« Eat shit, billions of flies can't be wrong : Méfiez-vous des enfants sages de Cécile Coulon | Page d'accueil | Cinéma et eschatologie chez George A. Romero, 2 : de 2005 à 2010, par Francis Moury »
02/04/2014
Le Groenland retrouvé d'Isaac de Lapeyrère
Photographie (détail) de Juan Asensio.
Isaac de Lapeyrère, un intellectuel sur les routes du monde de Jean-Paul Oddos.
À propos de Isaac de Lapeyrère, Le Groenland retrouvé (Relation du Groenland (Éditions Anacharsis, coll. Famagouste, 2014, texte établi, annoté et postfacé par Fabienne Queyroux).
LRSP (livre reçu en service de presse).
Utilement postfacée, pour les Éditions Anacharsis, par Fabienne Queyroux, spécialiste d'auteurs tels que Gabriel Naudé, la Relation du Groenland (soit le véritable titre de l'ouvrage) d'Isaac de Lapeyrère est postérieure à sa Relation d'Islande écrite en 1644 mais publiée en 1663, et se présente comme une lettre écrite à Monsieur de La Mothe Le Vayer. C'est dans le cabinet de curiosités du savant danois et ami personnel de l'auteur Ole Worm que Lapeyrère trouva plusieurs traces d'un monde perdu, dont il publia une histoire synthétique en 1647, chez l'éditeur Augustin Courbé, évoquant l'explorateur Jens Munk ou le savant danois Ole Worm.
Isaac de Lapeyrère est un auteur assez fascinant sur lequel Jean-Paul Oddos a écrit un livre très fourni, naguère présenté dans la Zone.
La Relation du Groenland n'intéressera sans doute qu'une minuscule poignée de lecteurs, sans doute des spécialistes de l'auteur ou de son époque, à moins qu'il ne s'agisse de passionnés de récits d'exploration. Il est néanmoins frappant de constater que la façon dont procède l'auteur, décrivant plusieurs expéditions vers le Groenland, mais aussi plusieurs relations et témoignages, qui lui permettent de rejeter certaines hypothèses (par exemple celle de la provenance de prétendues cornes de licornes, ou celle encore émise par Grotius (1), qui railla sa théorie du préadamisme, cf. p. 110) ou d'en privilégier d'autres, est toute moderne, si cet adjectif tant galvaudé possède encore un sens autre que journalistique.
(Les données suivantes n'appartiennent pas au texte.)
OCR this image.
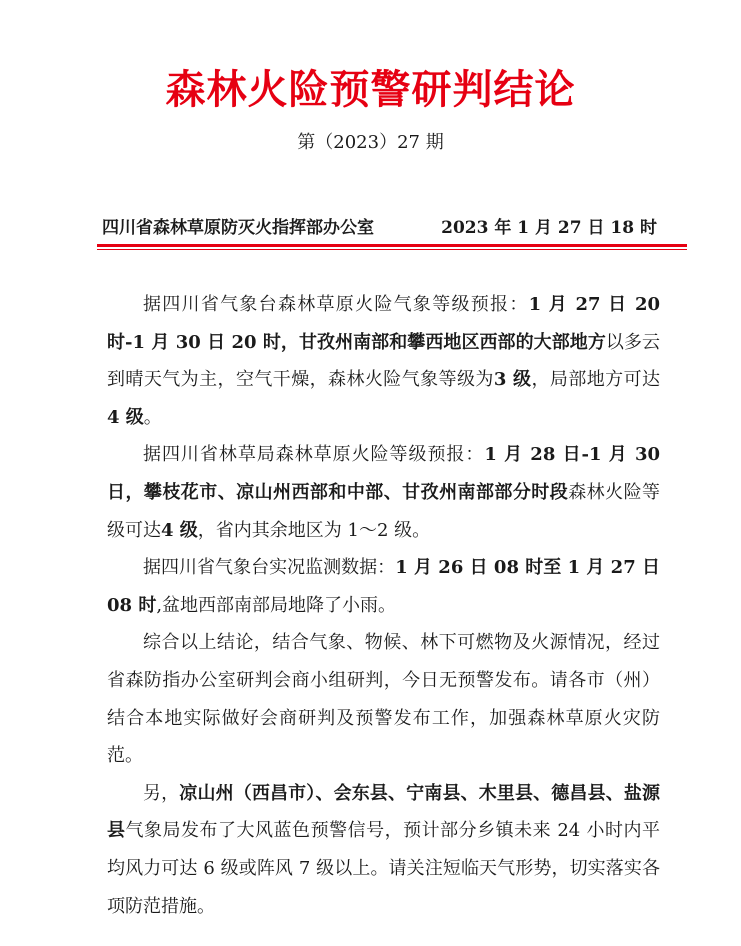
森林火险预警研判结论
第（2023）27 期
四川省森林草原防灭火指挥部办公室	2023 年 1 月 27 日 18 时

据四川省气象台森林草原火险气象等级预报：1 月 27 日 20 时-1 月 30 日 20 时，甘孜州南部和攀西地区西部的大部地方以多云到晴天气为主，空气干燥，森林火险气象等级为3 级，局部地方可达4 级。

据四川省林草局森林草原火险等级预报：1 月 28 日-1 月 30 日，攀枝花市、凉山州西部和中部、甘孜州南部部分时段森林火险等级可达4 级，省内其余地区为 1～2 级。

据四川省气象台实况监测数据：1 月 26 日 08 时至 1 月 27 日 08 时,盆地西部南部局地降了小雨。

综合以上结论，结合气象、物候、林下可燃物及火源情况，经过省森防指办公室研判会商小组研判，今日无预警发布。请各市（州）结合本地实际做好会商研判及预警发布工作，加强森林草原火灾防范。

另，凉山州（西昌市）、会东县、宁南县、木里县、德昌县、盐源县气象局发布了大风蓝色预警信号，预计部分乡镇未来 24 小时内平均风力可达 6 级或阵风 7 级以上。请关注短临天气形势，切实落实各项防范措施。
Sobrement exposée, l'histoire de la découverte, ou plutôt de la redécouverte du Groenland par l'Occident semble, parfois, annoncer le Poe des Aventures d'Arthur Godon Pym, lorsque Lapeyrère évoque par exemple les deux mots incompréhensibles (Oxa indecha) prononcés par trois «sauvages» (p. 89), qu'il parle d'une terre où les morts se portent bien, mais où «les vivants y deviennent malades» (p. 94), ou bien encore Arthur Machen lorsqu'il évoque des signes mystérieux comme le «Christianus quartus du roi de Danemark» (p. 100) ou cette «pierre élevée et assez large, sur laquelle était peinte une image qui représentait le Diable, avec ses griffes et ses cornes» (p. 102). Mais c'est peut-être finalement Thomas Carlyle et son histoire des premiers rois de Norvège qu'évoque irrésistiblement le texte de Lapeyrère, un auteur décidément borgésien en diable, qui lut Snorri Sturluson, également auteur d'une Histoire des rois de Norvège.
Note
(1) C'est dans ses Praeadamitae, disponible dans Élisabeth Quennehen, Le Problème de l'unité du genre humain au XVIIe siècle : contribution à l'histoire de l'idée polygéniste (thèse d'histoire, Paris I, 1993) que Lapeyrère réfute la thèse de Grotius, qui put lire son manuscrit, encore inabouti, de ces Préadamites, en faisant remarquer que les populations du Groenland ont vécu sur cette terre bien avant l'arrivée des premiers Norvégiens. Pour la question, pas vraiment nouvelle puisque Lucrèce, Maïmonide ou Guillaume de Conches l'ont évoquée tour à tour, des origines préadamites de l'homme, voir la postface de Fabienne Queyroux, pp. 152 et sq.